Molecular, Cellular, and Biomedical Sciences Department, University of New Hampshire, Durham, NH, USA.
Hubbard Center for Genome Studies, University of New Hampshire, Durham, NH, USA.
Mol Ecol Resour. 2020 Jul;20(4):856-870. doi: 10.1111/1755-0998.13155. Epub 2020 May 11.
High-throughput sequencing technologies are a proposed solution for accessing the molecular data in historical specimens. However, degraded DNA combined with the computational demands of short-read assemblies has posed significant laboratory and bioinformatics challenges for de novo genome assembly. Linked-read or "synthetic long-read" sequencing technologies, such as 10× Genomics, may provide a cost-effective alternative solution to assemble higher quality de novo genomes from degraded tissue samples. Here, we compare assembly quality (e.g., genome contiguity and completeness, presence of orthogroups) between four new deer mouse (Peromyscus spp.) genomes assembled using linked-read technology and four published genomes assembled from a single shotgun library. At a similar price-point, these approaches produce vastly different assemblies, with linked-read assemblies having overall higher contiguity and completeness, measured by larger N50 values and greater number of genes assembled, respectively. As a proof-of-concept, we used annotated genes from the four Peromyscus linked-read assemblies and eight additional rodent taxa to generate a phylogeny, which reconstructed the expected relationships among species with 100% support. Although not without caveats, our results suggest that linked-read sequencing approaches are a viable option to build de novo genomes from degraded tissues, which may prove particularly valuable for taxa that are extinct, rare or difficult to collect.
高通量测序技术是获取历史标本中分子数据的一种解决方案。然而,降解 DNA 与短读序列组装的计算需求相结合,给从头组装基因组带来了重大的实验室和生物信息学挑战。

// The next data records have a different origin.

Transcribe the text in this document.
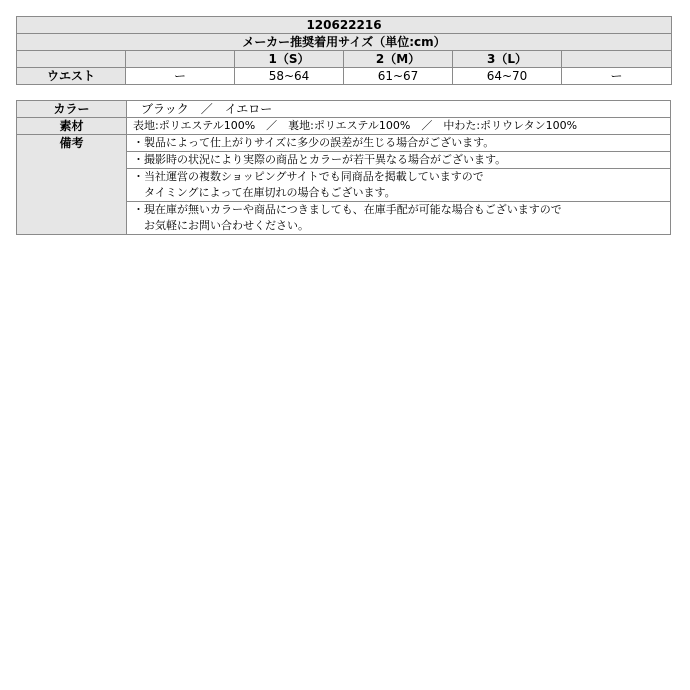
120622216					
メーカー推奨着用サイズ（単位:cm）					
		1（S）	2（M）	3（L）	
ウエスト	ー	58~64	61~67	64~70	ー
カラー	ブラック　／　イエロー
素材	表地:ポリエステル100%　／　裏地:ポリエステル100%　／　中わた:ポリウレタン100%
備考	・製品によって仕上がりサイズに多少の誤差が生じる場合がございます。

	・撮影時の状況により実際の商品とカラーが若干異なる場合がございます。

	・当社運営の複数ショッピングサイトでも同商品を掲載していますので
　タイミングによって在庫切れの場合もございます。

	・現在庫が無いカラーや商品につきましても、在庫手配が可能な場合もございますので
　お気軽にお問い合わせください。
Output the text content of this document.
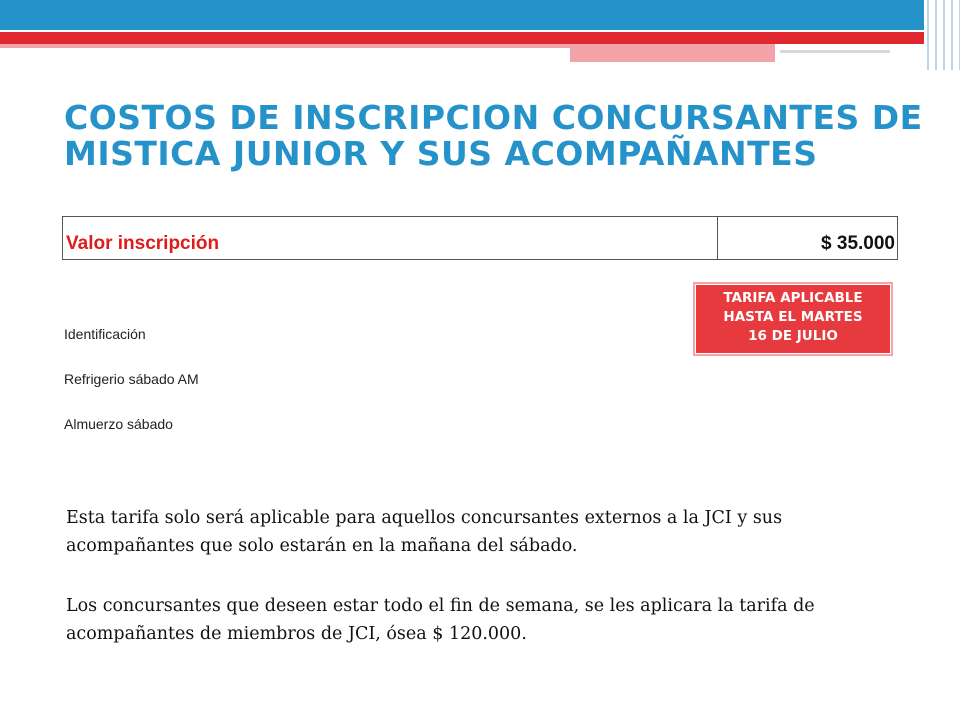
COSTOS DE INSCRIPCION CONCURSANTES DE MISTICA JUNIOR Y SUS ACOMPAÑANTES
Valor inscripción	$ 35.000
TARIFA APLICABLE
HASTA EL MARTES
16 DE JULIO
Identificación
Refrigerio sábado AM
Almuerzo sábado

Esta tarifa solo será aplicable para aquellos concursantes externos a la JCI y sus acompañantes que solo estarán en la mañana del sábado.

Los concursantes que deseen estar todo el fin de semana, se les aplicara la tarifa de acompañantes de miembros de JCI, ósea $ 120.000.
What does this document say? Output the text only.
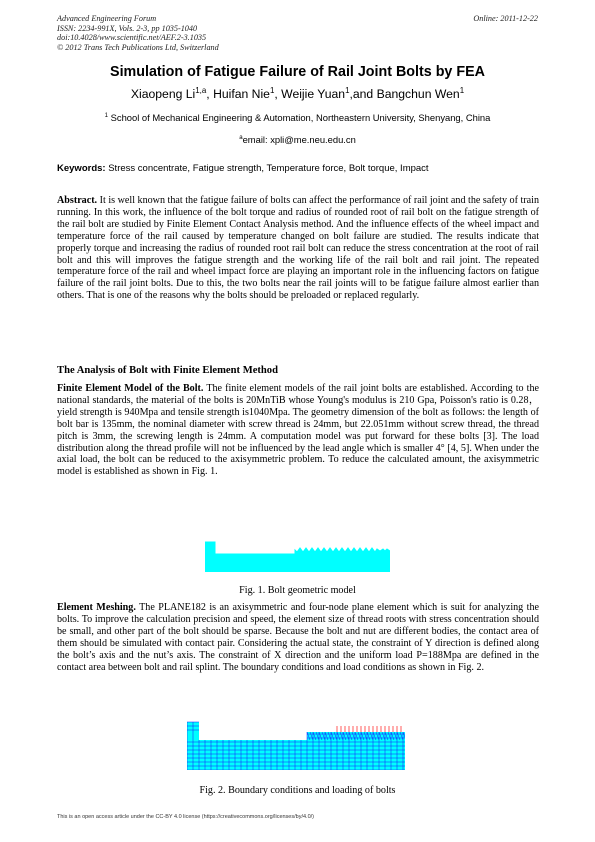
Advanced Engineering Forum
ISSN: 2234-991X, Vols. 2-3, pp 1035-1040
doi:10.4028/www.scientific.net/AEF.2-3.1035
© 2012 Trans Tech Publications Ltd, Switzerland
Online: 2011-12-22
Simulation of Fatigue Failure of Rail Joint Bolts by FEA
Xiaopeng Li$^{1,a}$, Huifan Nie$^1$, Weijie Yuan$^1$,and Bangchun Wen$^1$
$^1$ School of Mechanical Engineering & Automation, Northeastern University, Shenyang, China
$^a$email: xpli@me.neu.edu.cn
Keywords: Stress concentrate, Fatigue strength, Temperature force, Bolt torque, Impact
Abstract. It is well known that the fatigue failure of bolts can affect the performance of rail joint and the safety of train running. In this work, the influence of the bolt torque and radius of rounded root of rail bolt on the fatigue strength of the rail bolt are studied by Finite Element Contact Analysis method. And the influence effects of the wheel impact and temperature force of the rail caused by temperature changed on bolt failure are studied. The results indicate that properly torque and increasing the radius of rounded root rail bolt can reduce the stress concentration at the root of rail bolt and this will improves the fatigue strength and the working life of the rail bolt and rail joint. The repeated temperature force of the rail and wheel impact force are playing an important role in the influencing factors on fatigue failure of the rail joint bolts. Due to this, the two bolts near the rail joints will to be fatigue failure almost earlier than others. That is one of the reasons why the bolts should be preloaded or replaced regularly.
The Analysis of Bolt with Finite Element Method
Finite Element Model of the Bolt. The finite element models of the rail joint bolts are established. According to the national standards, the material of the bolts is 20MnTiB whose Young's modulus is 210 Gpa, Poisson's ratio is 0.28，yield strength is 940Mpa and tensile strength is1040Mpa. The geometry dimension of the bolt as follows: the length of bolt bar is 135mm, the nominal diameter with screw thread is 24mm, but 22.051mm without screw thread, the thread pitch is 3mm, the screwing length is 24mm. A computation model was put forward for these bolts [3]. The load distribution along the thread profile will not be influenced by the lead angle which is smaller 4° [4, 5]. When under the axial load, the bolt can be reduced to the axisymmetric problem. To reduce the calculated amount, the axisymmetric model is established as shown in Fig. 1.
Fig. 1. Bolt geometric model
Element Meshing. The PLANE182 is an axisymmetric and four-node plane element which is suit for analyzing the bolts. To improve the calculation precision and speed, the element size of thread roots with stress concentration should be small, and other part of the bolt should be sparse. Because the bolt and nut are different bodies, the contact area of them should be simulated with contact pair. Considering the actual state, the constraint of Y direction is defined along the bolt’s axis and the nut’s axis. The constraint of X direction and the uniform load P=188Mpa are defined in the contact area between bolt and rail splint. The boundary conditions and load conditions as shown in Fig. 2.
Fig. 2. Boundary conditions and loading of bolts
This is an open access article under the CC-BY 4.0 license (https://creativecommons.org/licenses/by/4.0/)
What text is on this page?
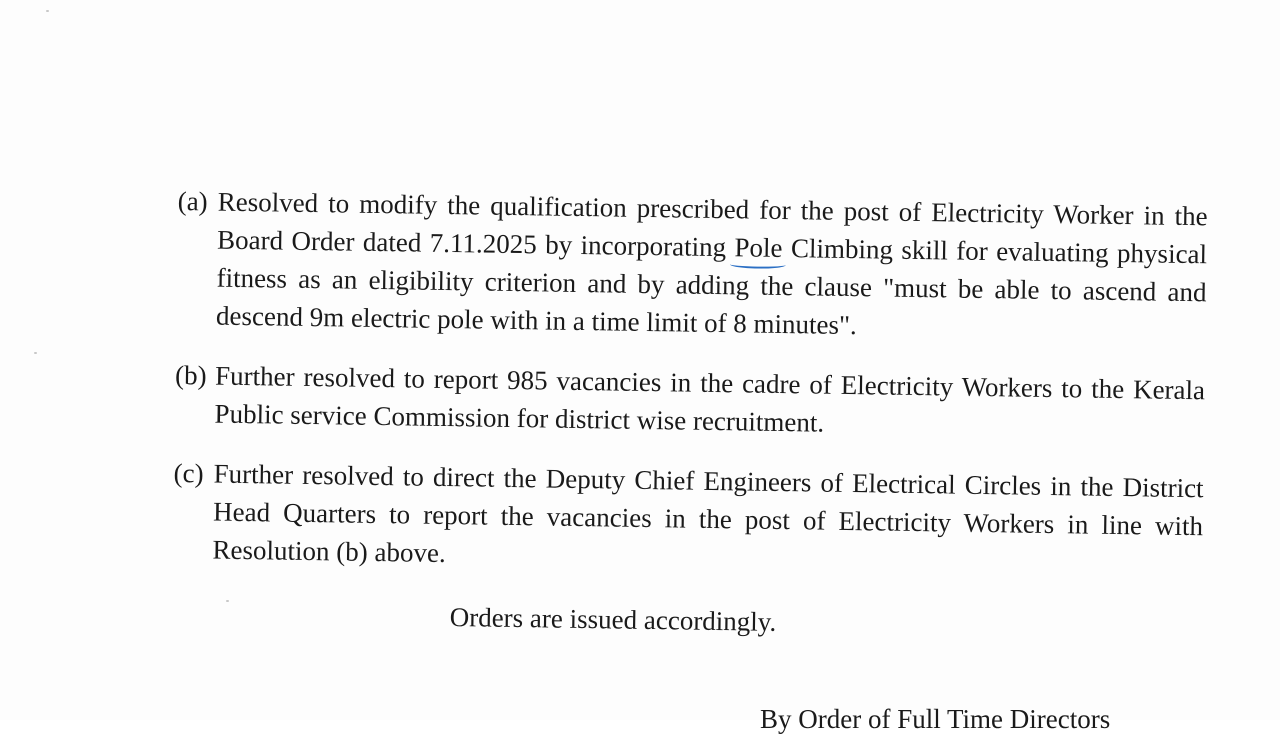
(a) Resolved to modify the qualification prescribed for the post of Electricity Worker in the Board Order dated 7.11.2025 by incorporating Pole Climbing skill for evaluating physical fitness as an eligibility criterion and by adding the clause "must be able to ascend and descend 9m electric pole with in a time limit of 8 minutes".
(b) Further resolved to report 985 vacancies in the cadre of Electricity Workers to the Kerala Public service Commission for district wise recruitment.
(c) Further resolved to direct the Deputy Chief Engineers of Electrical Circles in the District Head Quarters to report the vacancies in the post of Electricity Workers in line with Resolution (b) above.
Orders are issued accordingly.
By Order of Full Time Directors
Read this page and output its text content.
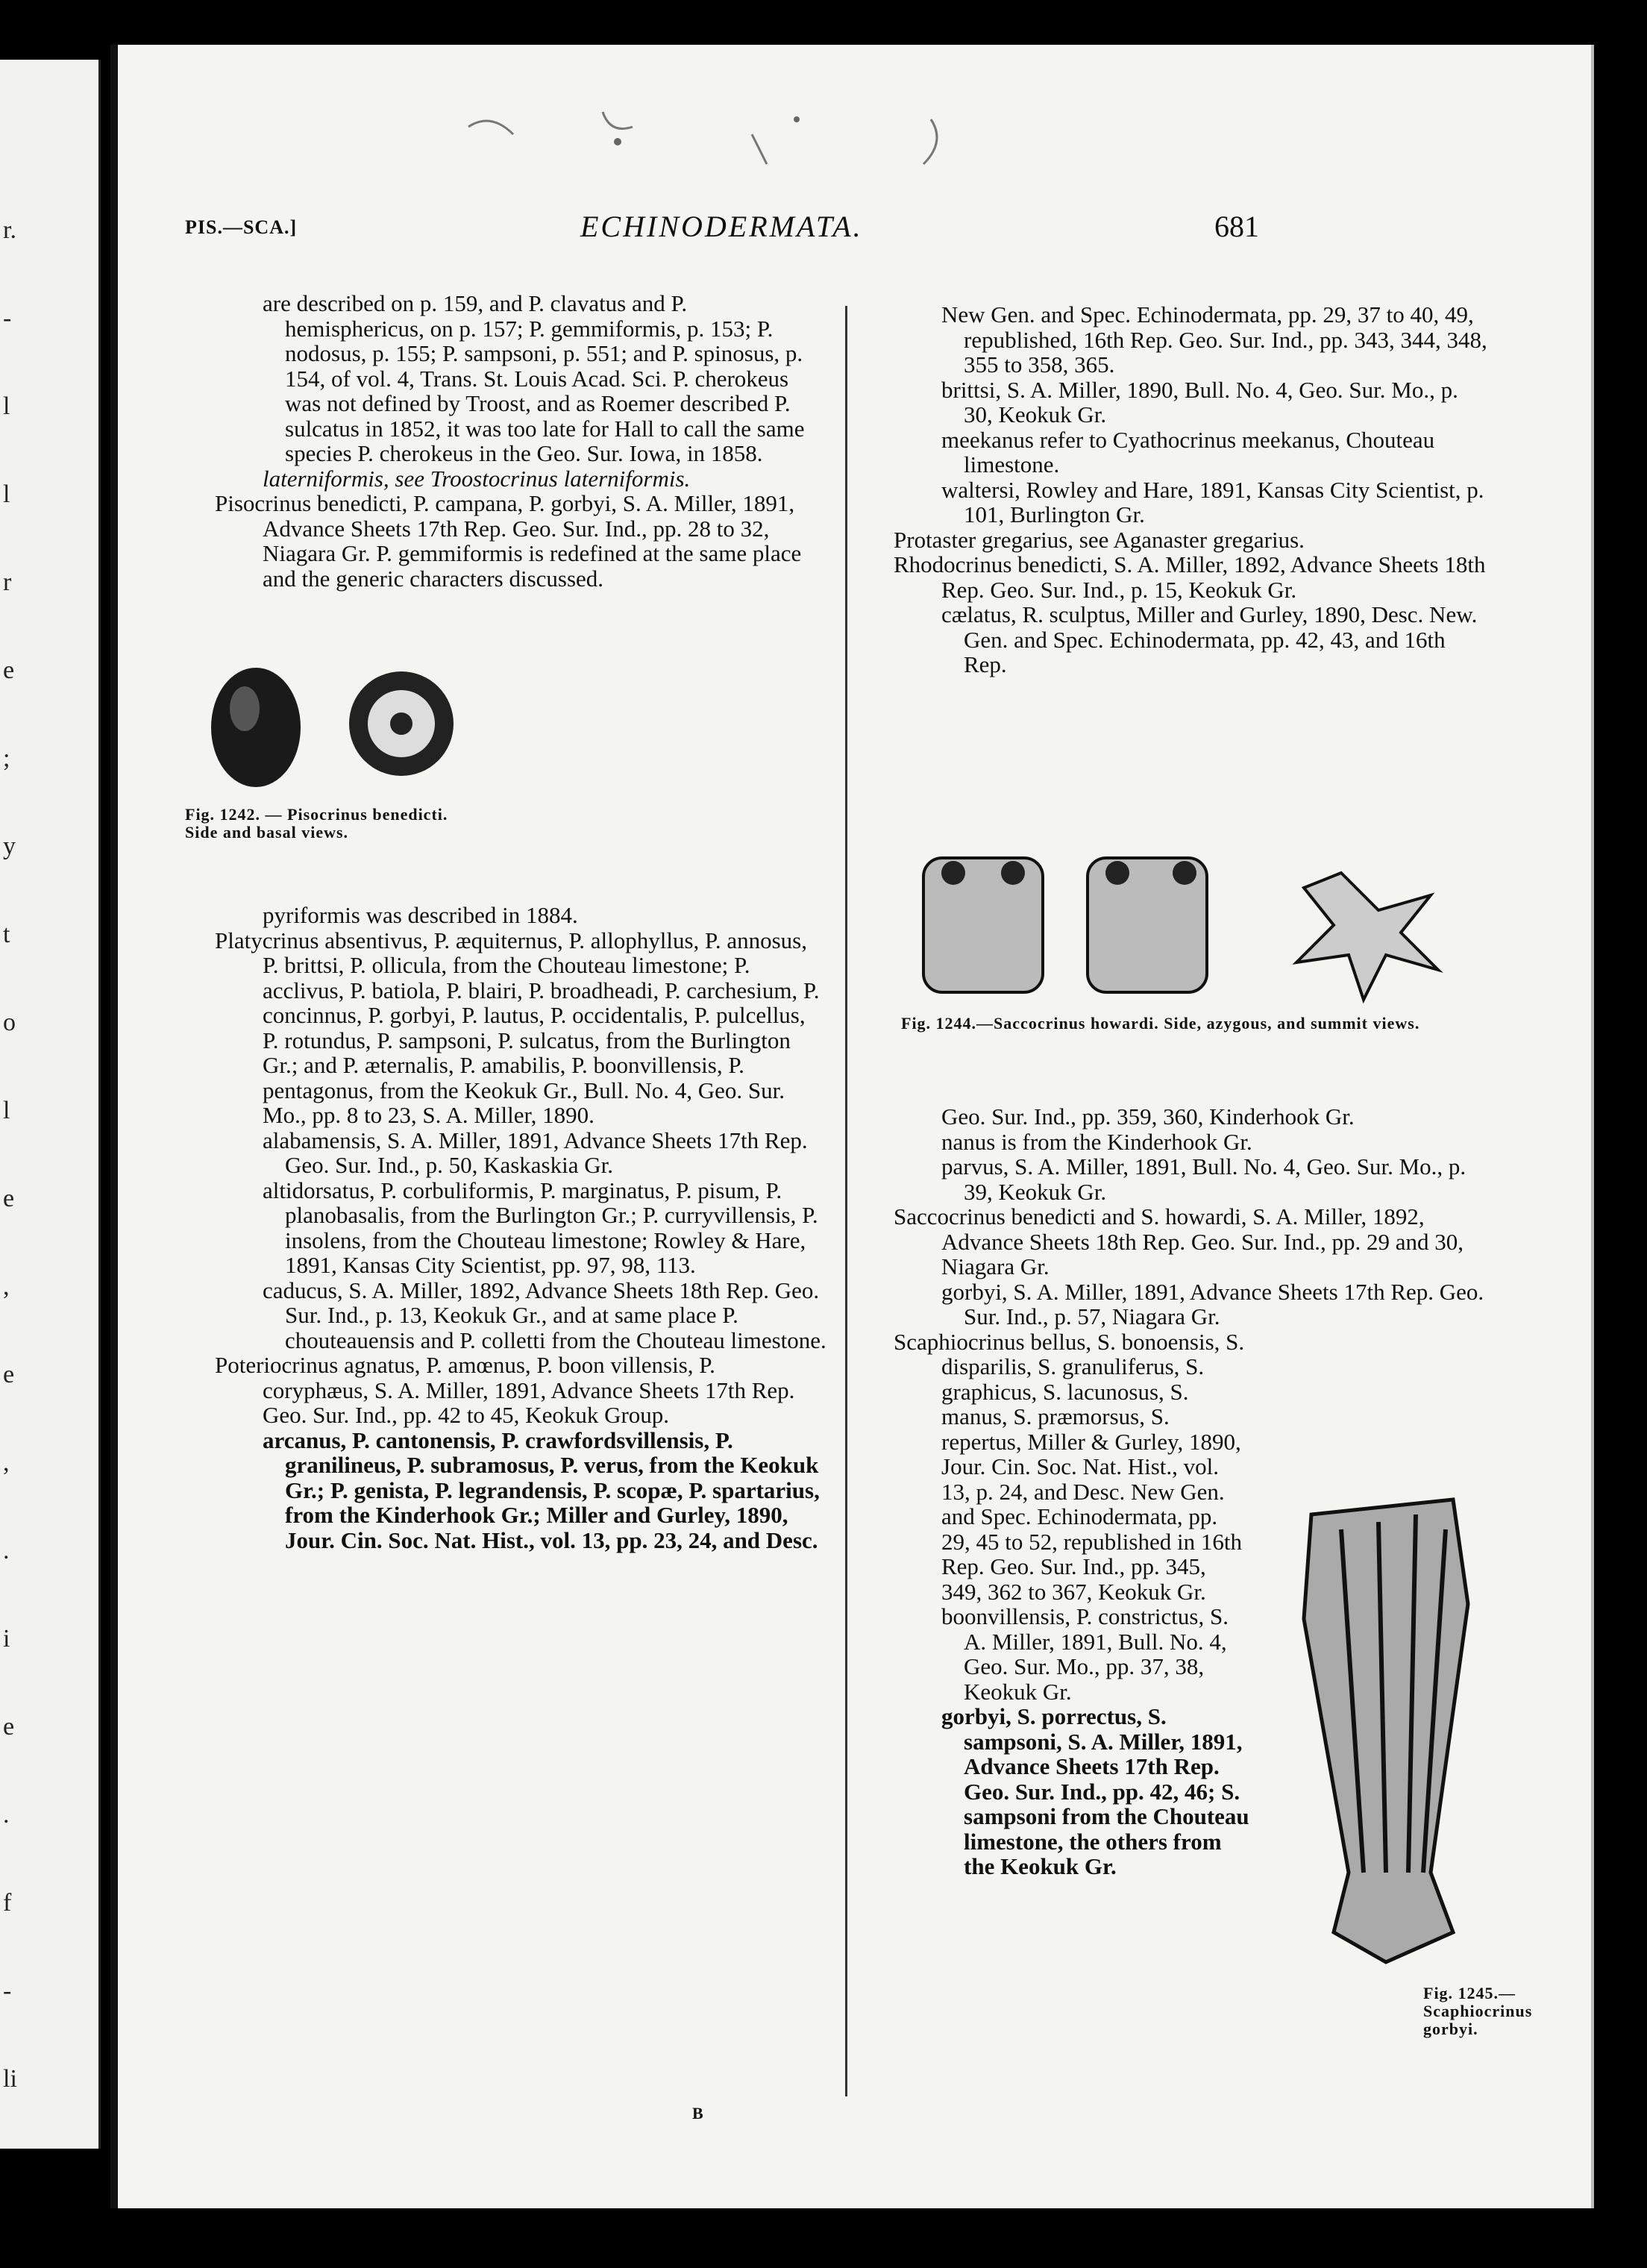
r.
-
l
l
r
e
;
y
t
o
l
e
,
e
,
.
i
e
.
f
-
li
PIS.—SCA.]	ECHINODERMATA.	681

are described on p. 159, and P. clavatus and P. hemisphericus, on p. 157; P. gemmiformis, p. 153; P. nodosus, p. 155; P. sampsoni, p. 551; and P. spinosus, p. 154, of vol. 4, Trans. St. Louis Acad. Sci. P. cherokeus was not defined by Troost, and as Roemer described P. sulcatus in 1852, it was too late for Hall to call the same species P. cherokeus in the Geo. Sur. Iowa, in 1858.

laterniformis, see Troostocrinus laterniformis.

Pisocrinus benedicti, P. campana, P. gorbyi, S. A. Miller, 1891, Advance Sheets 17th Rep. Geo. Sur. Ind., pp. 28 to 32, Niagara Gr. P. gemmiformis is redefined at the same place and the generic characters discussed.

pyriformis was described in 1884.

Platycrinus absentivus, P. æquiternus, P. allophyllus, P. annosus, P. brittsi, P. ollicula, from the Chouteau limestone; P. acclivus, P. batiola, P. blairi, P. broadheadi, P. carchesium, P. concinnus, P. gorbyi, P. lautus, P. occidentalis, P. pulcellus, P. rotundus, P. sampsoni, P. sulcatus, from the Burlington Gr.; and P. æternalis, P. amabilis, P. boonvillensis, P. pentagonus, from the Keokuk Gr., Bull. No. 4, Geo. Sur. Mo., pp. 8 to 23, S. A. Miller, 1890.

alabamensis, S. A. Miller, 1891, Advance Sheets 17th Rep. Geo. Sur. Ind., p. 50, Kaskaskia Gr.

altidorsatus, P. corbuliformis, P. marginatus, P. pisum, P. planobasalis, from the Burlington Gr.; P. curryvillensis, P. insolens, from the Chouteau limestone; Rowley & Hare, 1891, Kansas City Scientist, pp. 97, 98, 113.

caducus, S. A. Miller, 1892, Advance Sheets 18th Rep. Geo. Sur. Ind., p. 13, Keokuk Gr., and at same place P. chouteauensis and P. colletti from the Chouteau limestone.

Poteriocrinus agnatus, P. amœnus, P. boon villensis, P. coryphæus, S. A. Miller, 1891, Advance Sheets 17th Rep. Geo. Sur. Ind., pp. 42 to 45, Keokuk Group.

arcanus, P. cantonensis, P. crawfordsvillensis, P. granilineus, P. subramosus, P. verus, from the Keokuk Gr.; P. genista, P. legrandensis, P. scopæ, P. spartarius, from the Kinderhook Gr.; Miller and Gurley, 1890, Jour. Cin. Soc. Nat. Hist., vol. 13, pp. 23, 24, and Desc.

Fig. 1242. — Pisocrinus benedicti. Side and basal views.

New Gen. and Spec. Echinodermata, pp. 29, 37 to 40, 49, republished, 16th Rep. Geo. Sur. Ind., pp. 343, 344, 348, 355 to 358, 365.

brittsi, S. A. Miller, 1890, Bull. No. 4, Geo. Sur. Mo., p. 30, Keokuk Gr.

meekanus refer to Cyathocrinus meekanus, Chouteau limestone.

waltersi, Rowley and Hare, 1891, Kansas City Scientist, p. 101, Burlington Gr.

Protaster gregarius, see Aganaster gregarius.

Rhodocrinus benedicti, S. A. Miller, 1892, Advance Sheets 18th Rep. Geo. Sur. Ind., p. 15, Keokuk Gr.

cælatus, R. sculptus, Miller and Gurley, 1890, Desc. New. Gen. and Spec. Echinodermata, pp. 42, 43, and 16th Rep.

Fig. 1244.—Saccocrinus howardi. Side, azygous, and summit views.

Geo. Sur. Ind., pp. 359, 360, Kinderhook Gr.

nanus is from the Kinderhook Gr.

parvus, S. A. Miller, 1891, Bull. No. 4, Geo. Sur. Mo., p. 39, Keokuk Gr.

Saccocrinus benedicti and S. howardi, S. A. Miller, 1892, Advance Sheets 18th Rep. Geo. Sur. Ind., pp. 29 and 30, Niagara Gr.

gorbyi, S. A. Miller, 1891, Advance Sheets 17th Rep. Geo. Sur. Ind., p. 57, Niagara Gr.

Scaphiocrinus bellus, S. bonoensis, S. disparilis, S. granuliferus, S. graphicus, S. lacunosus, S. manus, S. præmorsus, S. repertus, Miller & Gurley, 1890, Jour. Cin. Soc. Nat. Hist., vol. 13, p. 24, and Desc. New Gen. and Spec. Echinodermata, pp. 29, 45 to 52, republished in 16th Rep. Geo. Sur. Ind., pp. 345, 349, 362 to 367, Keokuk Gr.

boonvillensis, P. constrictus, S. A. Miller, 1891, Bull. No. 4, Geo. Sur. Mo., pp. 37, 38, Keokuk Gr.

gorbyi, S. porrectus, S. sampsoni, S. A. Miller, 1891, Advance Sheets 17th Rep. Geo. Sur. Ind., pp. 42, 46; S. sampsoni from the Chouteau limestone, the others from the Keokuk Gr.

Fig. 1245.—Scaphiocrinus gorbyi.
B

链接读取或“合成长读”测序技术,如 10× Genomics,可能为从降解组织样本中组装更高质量的从头基因组提供一种具有成本效益的替代解决方案。在这里,我们比较了使用链接读取技术组装的四个新鹿鼠(Peromyscus spp.)基因组和从单个鸟枪法文库组装的四个已发表基因组的组装质量(例如基因组连续性和完整性、同源基因的存在)。在类似的价格点上,这些方法产生了截然不同的组装结果,链接读取组装的总体连续性和完整性更高,分别通过更大的 N50 值和更多组装的基因来衡量。作为概念验证,我们使用了四个 Peromyscus 链接读取组装体和另外八个啮齿动物分类群的注释基因来生成系统发育树,该树重建了物种之间的预期关系,支持率为 100%。尽管存在一些注意事项,但我们的结果表明,链接读取测序方法是从降解组织中构建从头基因组的可行选择,对于已经灭绝、稀有或难以收集的分类群可能特别有价值。